Sci-Fi Fantasies

Star Wars

Summer is upon is, which means that summer blockbusters are too.  As per tradition, most of the movies are of the superhero genre (X-Men:  Days of Future Past; The Amazing Spider-Man 2), or epic fantasy (Godzilla; Maleficent), or plain old science fiction (The Signal; Transformers:  Age of Extinction). There has also been much discussion about an upcoming Batman flick, and even the granddaddy of the blockbuster, Star Wars, has a franchise of follow-ups in the works.

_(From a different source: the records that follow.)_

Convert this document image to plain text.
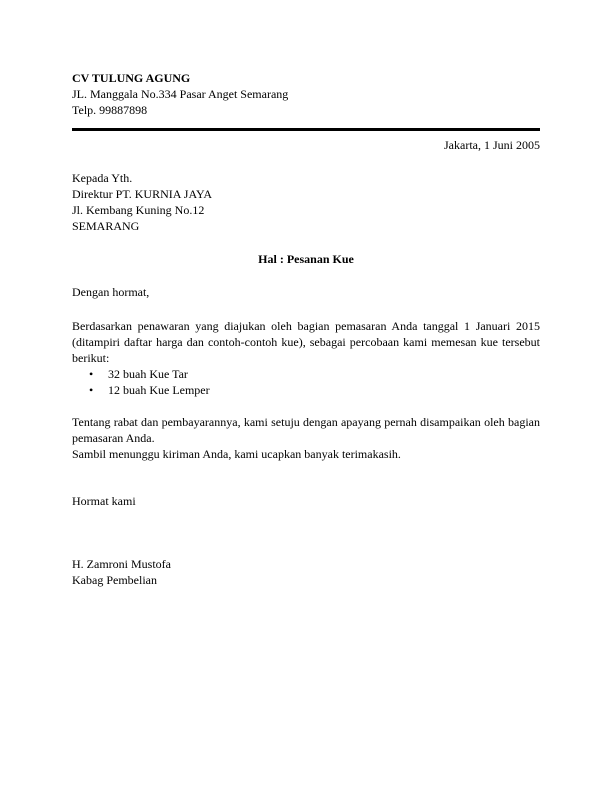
CV TULUNG AGUNG

JL. Manggala No.334 Pasar Anget Semarang

Telp. 99887898

Jakarta, 1 Juni 2005

Kepada Yth.

Direktur PT. KURNIA JAYA

Jl. Kembang Kuning No.12

SEMARANG

Hal : Pesanan Kue

Dengan hormat,

Berdasarkan penawaran yang diajukan oleh bagian pemasaran Anda tanggal 1 Januari 2015 (ditampiri daftar harga dan contoh-contoh kue), sebagai percobaan kami memesan kue tersebut berikut:

• 32 buah Kue Tar
• 12 buah Kue Lemper

Tentang rabat dan pembayarannya, kami setuju dengan apayang pernah disampaikan oleh bagian pemasaran Anda.

Sambil menunggu kiriman Anda, kami ucapkan banyak terimakasih.

Hormat kami

H. Zamroni Mustofa

Kabag Pembelian
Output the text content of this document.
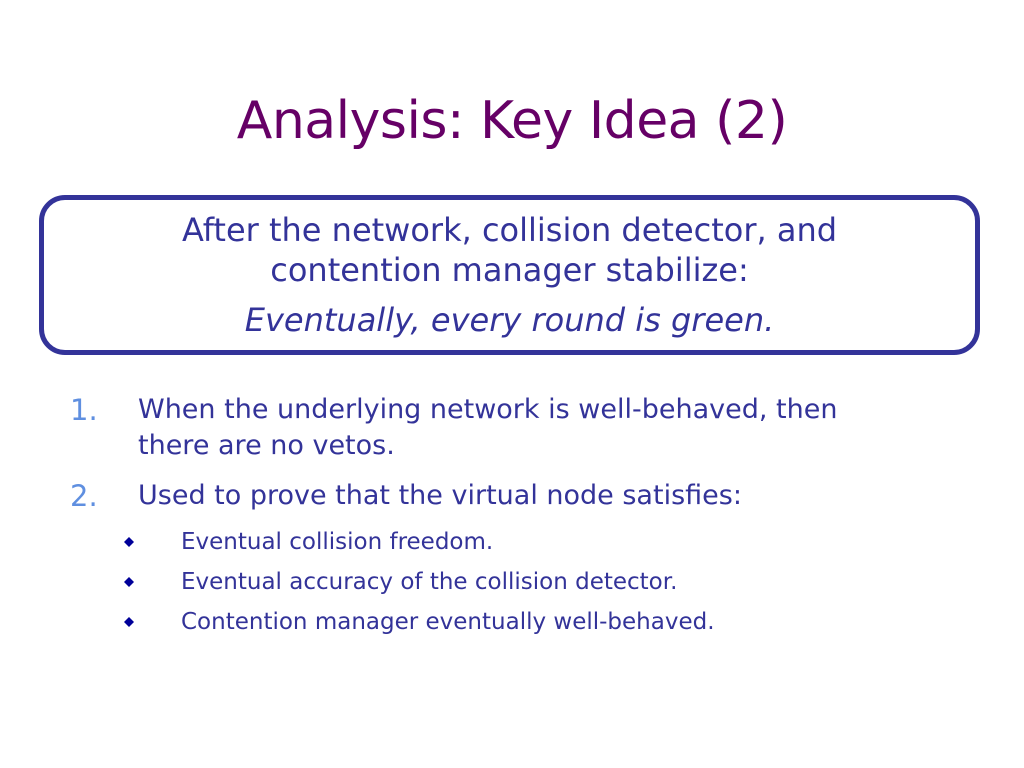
Analysis: Key Idea (2)
After the network, collision detector, and
contention manager stabilize:
Eventually, every round is green.
1. When the underlying network is well-behaved, then
there are no vetos.
2. Used to prove that the virtual node satisfies:
Eventual collision freedom.
Eventual accuracy of the collision detector.
Contention manager eventually well-behaved.
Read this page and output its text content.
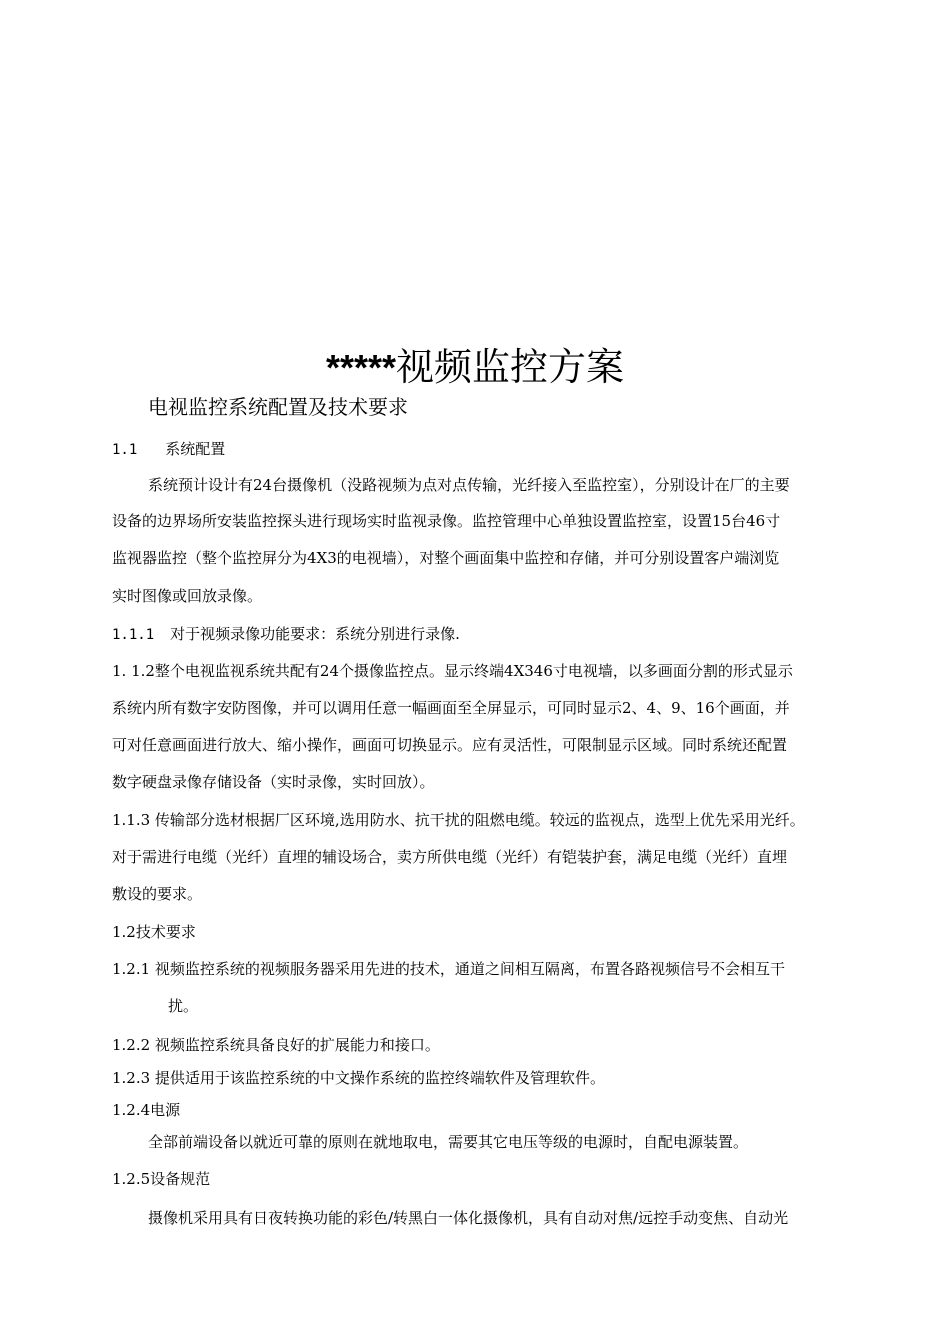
*****视频监控方案
电视监控系统配置及技术要求
1.1 系统配置
系统预计设计有24台摄像机（没路视频为点对点传输，光纤接入至监控室），分别设计在厂的主要
设备的边界场所安装监控探头进行现场实时监视录像。监控管理中心单独设置监控室，设置15台46寸
监视器监控（整个监控屏分为4X3的电视墙），对整个画面集中监控和存储，并可分别设置客户端浏览
实时图像或回放录像。
1.1.1 对于视频录像功能要求：系统分别进行录像.
1. 1.2整个电视监视系统共配有24个摄像监控点。显示终端4X346寸电视墙，以多画面分割的形式显示
系统内所有数字安防图像，并可以调用任意一幅画面至全屏显示，可同时显示2、4、9、16个画面，并
可对任意画面进行放大、缩小操作，画面可切换显示。应有灵活性，可限制显示区域。同时系统还配置
数字硬盘录像存储设备（实时录像，实时回放）。
1.1.3 传输部分选材根据厂区环境,选用防水、抗干扰的阻燃电缆。较远的监视点，选型上优先采用光纤。
对于需进行电缆（光纤）直埋的辅设场合，卖方所供电缆（光纤）有铠装护套，满足电缆（光纤）直埋
敷设的要求。
1.2技术要求
1.2.1 视频监控系统的视频服务器采用先进的技术，通道之间相互隔离，布置各路视频信号不会相互干
扰。
1.2.2 视频监控系统具备良好的扩展能力和接口。
1.2.3 提供适用于该监控系统的中文操作系统的监控终端软件及管理软件。
1.2.4电源
全部前端设备以就近可靠的原则在就地取电，需要其它电压等级的电源时，自配电源装置。
1.2.5设备规范
摄像机采用具有日夜转换功能的彩色/转黑白一体化摄像机，具有自动对焦/远控手动变焦、自动光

I was never much of a sci-fi buff, but as a casual viewer I’ve noticed how the medium, at least in its cinematic form, has become so popular and so profitable that believability – elaborate back stories, hyper-realistic special effects, intricate technical details – has become a key component of inherently unbelievable entertainment.  We used to accept giant monsters or caped crusaders at face value, but today’s incarnations, though derived from comic books or fairy tales, are treated with an emotional solemnity to rival that of Ingmar Bergman or Harold Pinter.  What’s happened?

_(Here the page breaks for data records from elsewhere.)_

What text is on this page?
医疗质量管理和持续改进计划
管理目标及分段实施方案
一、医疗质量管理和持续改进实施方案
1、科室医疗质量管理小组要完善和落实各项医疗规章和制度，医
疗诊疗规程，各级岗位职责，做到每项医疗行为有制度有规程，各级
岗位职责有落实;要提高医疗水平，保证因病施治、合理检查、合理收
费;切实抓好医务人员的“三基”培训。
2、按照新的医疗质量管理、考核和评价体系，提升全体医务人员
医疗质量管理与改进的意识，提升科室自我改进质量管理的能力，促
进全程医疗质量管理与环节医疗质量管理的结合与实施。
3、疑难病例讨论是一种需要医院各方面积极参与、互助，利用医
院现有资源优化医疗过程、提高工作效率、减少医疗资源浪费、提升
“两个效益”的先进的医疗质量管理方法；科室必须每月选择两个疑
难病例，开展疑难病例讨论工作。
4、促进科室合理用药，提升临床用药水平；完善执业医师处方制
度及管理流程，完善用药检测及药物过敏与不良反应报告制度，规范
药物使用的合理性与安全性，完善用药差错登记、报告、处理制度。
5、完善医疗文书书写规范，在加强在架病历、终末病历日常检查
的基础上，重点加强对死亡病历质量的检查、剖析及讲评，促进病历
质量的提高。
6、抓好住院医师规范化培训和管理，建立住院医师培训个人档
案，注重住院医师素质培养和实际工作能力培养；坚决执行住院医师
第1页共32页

In the 1960s and early 70s, the so-called Silver Age of comics, the US Comics Code was revised to sanction the inclusion of racism, drug abuse, and other topical issues in comic tales; the Hulk, Green Lantern, and their cohort were placed into contemporary society, in all its troubling complexity.  Later, the market for comics shifted to mature readers and collectors, who demanded an internal consistency in the plots and characterizations that their gee-whiz predecessors never worried about.  The most sophisticated writers (and fans) constructed labyrinthine Marvel or DC “universes” to explain all the time warps, team-ups, and alternate realities depicted in thousands of ostensibly unrelated narratives.  And the Star Wars phenomenon of 1977 and beyond established new standards of total immersion in imaginary worlds, with passing references to the Clone Wars, womp rats, and the spice mines of Kessel.  George Lucas intended his movie’s environment to be “not futuristic, not designy, and not noticeable,” while co-producer Gary Kurtz added that “George wanted spaceships that operated like cars.  People turned them on, drove them somewhere, and didn’t talk about the unusual thing they were doing.”  Every science fiction drama now had to come with its own carefully constructed, all-encompassing cosmology.  The slightest sci-fi graphic novel or television series had to be backed up by a concordance worthy of The Lord of the Rings.

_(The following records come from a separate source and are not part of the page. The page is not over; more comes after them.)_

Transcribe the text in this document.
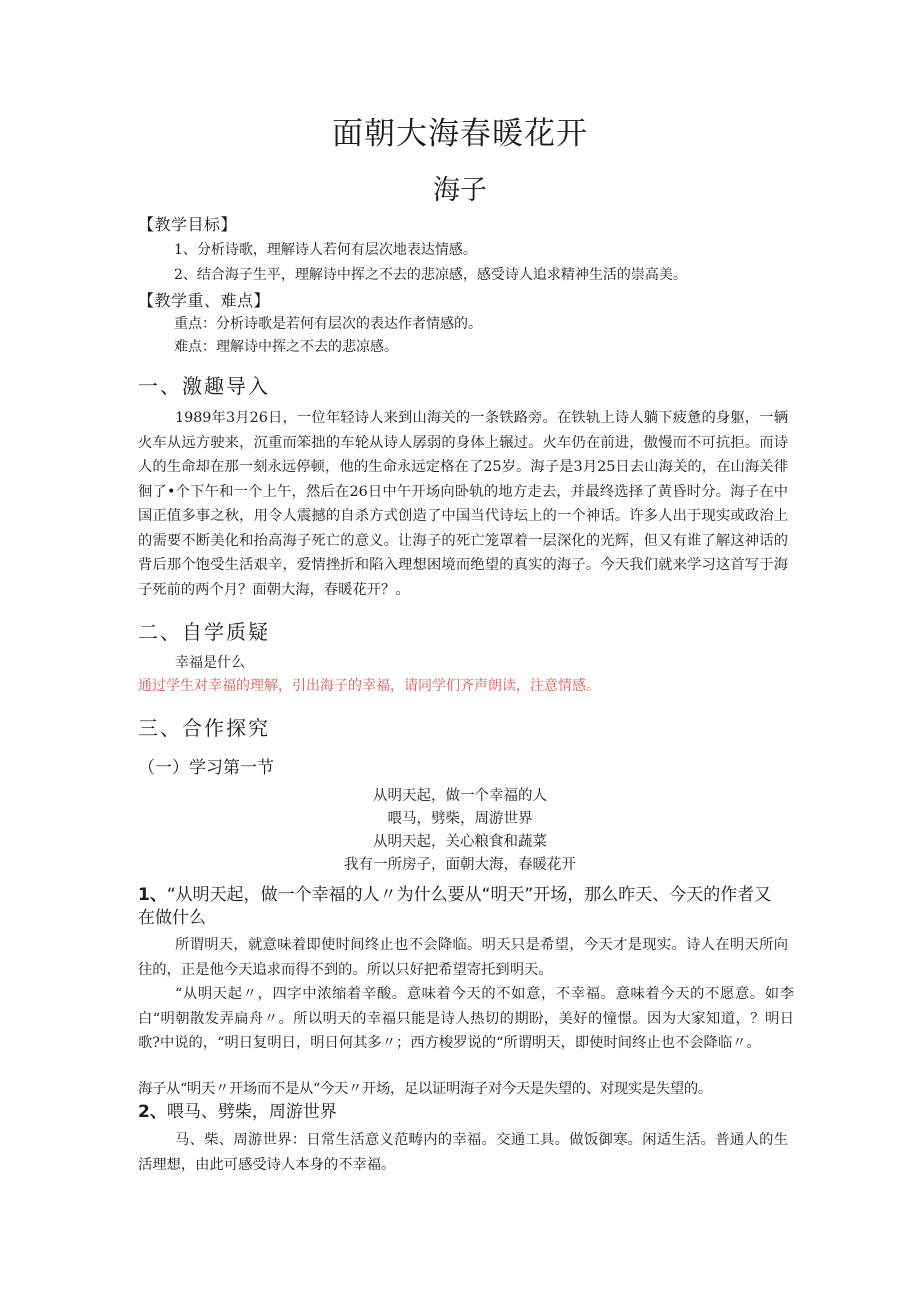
面朝大海春暖花开
海子
【教学目标】
1、分析诗歌，理解诗人若何有层次地表达情感。
2、结合海子生平，理解诗中挥之不去的悲凉感，感受诗人追求精神生活的崇高美。
【教学重、难点】
重点：分析诗歌是若何有层次的表达作者情感的。
难点：理解诗中挥之不去的悲凉感。
一、激趣导入
1989年3月26日，一位年轻诗人来到山海关的一条铁路旁。在铁轨上诗人躺下疲惫的身躯，一辆火车从远方驶来，沉重而笨拙的车轮从诗人孱弱的身体上辗过。火车仍在前进，傲慢而不可抗拒。而诗人的生命却在那一刻永远停顿，他的生命永远定格在了25岁。海子是3月25日去山海关的，在山海关徘徊了•个下午和一个上午，然后在26日中午开场向卧轨的地方走去，并最终选择了黄昏时分。海子在中国正值多事之秋，用令人震撼的自杀方式创造了中国当代诗坛上的一个神话。许多人出于现实或政治上的需要不断美化和抬高海子死亡的意义。让海子的死亡笼罩着一层深化的光辉，但又有谁了解这神话的背后那个饱受生活艰辛，爱情挫折和陷入理想困境而绝望的真实的海子。今天我们就来学习这首写于海子死前的两个月？面朝大海，春暖花开？。
二、自学质疑
幸福是什么
通过学生对幸福的理解，引出海子的幸福，请同学们齐声朗读，注意情感。
三、合作探究
（一）学习第一节
从明天起，做一个幸福的人
喂马，劈柴，周游世界
从明天起，关心粮食和蔬菜
我有一所房子，面朝大海，春暖花开
1、“从明天起，做一个幸福的人〃为什么要从“明天”开场，那么昨天、今天的作者又在做什么
所谓明天，就意味着即使时间终止也不会降临。明天只是希望，今天才是现实。诗人在明天所向往的，正是他今天追求而得不到的。所以只好把希望寄托到明天。
“从明天起〃，四字中浓缩着辛酸。意味着今天的不如意，不幸福。意味着今天的不愿意。如李白“明朝散发弄扁舟〃。所以明天的幸福只能是诗人热切的期盼，美好的憧憬。因为大家知道，？明日歌?中说的，“明日复明日，明日何其多〃；西方梭罗说的“所谓明天，即使时间终止也不会降临〃。
海子从“明天〃开场而不是从“今天〃开场，足以证明海子对今天是失望的、对现实是失望的。
2、喂马、劈柴，周游世界
马、柴、周游世界：日常生活意义范畴内的幸福。交通工具。做饭御寒。闲适生活。普通人的生活理想，由此可感受诗人本身的不幸福。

Yet by straining to put an advanced naturalism into otherwise fantastic material, filmmakers and other creators have set the bar of credibility impossibly – unbelievably – high.  In the same way that a white lie spun into a complicated alibi will make the fabrication more obvious, speculative fiction tends to collapse under too much background.  Despite the cutting-edge hipness granted them by their authors, for instance, the vampires of Anne Rice, Twilight, and True Blood are still (no kidding) mythical beings who couldn’t exist in real life.  Doctor Sleep, Stephen King’s 2013 sequel to The Shining, posited a traveling band of malevolent psychics operating in modern America, but depicting the supernatural nuts and bolts of the operation rendered it far less compelling than the inexplicably haunted Overlook Hotel.  And from what we know of history and science, intelligent robots and light-speed space vehicles are unlikely to exist in the same civilization as the innocent farm boys, mystical hermits, and aristocratic social order of Star Wars:  A New Hope.  Science fiction and fantasy are most effective when they make no pretense of being plausible.

Mad magazine once mocked the made-up tech jargon of the Star Wars ripoff Battlestar Galactica thusly:  “Hurry!  It’s two tacos past a burrito…Not tonight – I have a cranium megahurt.”  That is, the show was so determined to saturate its invented settings with invented minutiae that it became sort of ridiculous. Similarly, the more slice-of-life verisimilitude applied to premises of costumed crime fighters, clans of zombies and werewolves, and outer-space dogfights, the more their fundamental absurdity becomes apparent. Suspension of disbelief is a tricky thing to accomplish.  The harder you lift, the heavier it becomes.